(Reuters) -Foreign investors pulled funds from Asian bonds in June for the first time in five months, as concerns over a U.S. tariff deadline and heightened tensions in the Middle East weighed on sentiment.
They divested a net $2.11 billion worth of local bonds during the month, registering the first monthly net sales since January, data from regulatory authorities and bond market associations in India, Indonesia, Thailand, Malaysia and South Korea showed.
Foreigners have, however, still pumped a net $31.97 billion into Asian bonds, so far this year, the biggest figure for the first six months since 2021.

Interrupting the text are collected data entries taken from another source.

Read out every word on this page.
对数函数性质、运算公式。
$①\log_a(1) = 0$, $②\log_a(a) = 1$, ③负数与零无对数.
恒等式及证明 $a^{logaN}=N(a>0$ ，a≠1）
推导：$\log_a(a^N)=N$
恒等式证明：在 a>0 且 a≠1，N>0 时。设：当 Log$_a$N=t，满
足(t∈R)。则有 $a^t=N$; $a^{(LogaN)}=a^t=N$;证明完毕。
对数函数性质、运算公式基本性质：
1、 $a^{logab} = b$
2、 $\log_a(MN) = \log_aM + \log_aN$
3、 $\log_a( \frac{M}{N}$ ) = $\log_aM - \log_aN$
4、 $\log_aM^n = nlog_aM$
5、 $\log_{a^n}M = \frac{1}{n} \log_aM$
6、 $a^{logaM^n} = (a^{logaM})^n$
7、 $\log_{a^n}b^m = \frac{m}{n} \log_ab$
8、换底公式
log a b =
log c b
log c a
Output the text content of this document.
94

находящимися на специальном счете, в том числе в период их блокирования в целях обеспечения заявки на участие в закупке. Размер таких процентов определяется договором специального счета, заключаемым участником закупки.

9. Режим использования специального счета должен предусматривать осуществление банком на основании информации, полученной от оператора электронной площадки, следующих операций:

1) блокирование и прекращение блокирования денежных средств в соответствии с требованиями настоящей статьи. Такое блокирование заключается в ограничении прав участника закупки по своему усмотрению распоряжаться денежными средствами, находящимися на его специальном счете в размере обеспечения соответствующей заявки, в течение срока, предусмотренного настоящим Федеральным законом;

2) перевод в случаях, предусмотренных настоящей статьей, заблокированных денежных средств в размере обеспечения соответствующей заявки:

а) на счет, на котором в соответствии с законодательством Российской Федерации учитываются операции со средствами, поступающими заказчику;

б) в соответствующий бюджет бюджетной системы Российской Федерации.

U.S. President Donald Trump last week, postponed his tariff deadline to August 1, but announced 25% tariffs for key regional trade partners Japan and South Korea.
Last month, Indonesian bonds witnessed approximately $1.9 billion worth of foreign outflows, the largest amount since November 2024.
President Donald Trump said on Tuesday, the U.S. would impose a 19% tariff on goods from Indonesia under a new agreement with the Southeast Asian country.
Foreigners also shed $1.29 billion of Malaysian bonds, $883 million of Thai bonds and $717 million of Indian bonds last month.
“Foreign investors sold debt assets from Indonesia, Malaysia and Thailand as elevated geopolitical tensions led investors to shift to safer assets in June,” said Khoon Goh, head of Asia research at ANZ.
Bucking the trend, South Korean bonds attracted a net $2.68 billion worth of foreign inflows, with net cross-border purchases extending into a fifth successive month.
“We continue to believe that Asia’s local government bonds are well positioned for a decent performance, supported by accommodative central banks amid an environment of benign inflation and moderating growth,” said Nikko Asset Management in a report last week.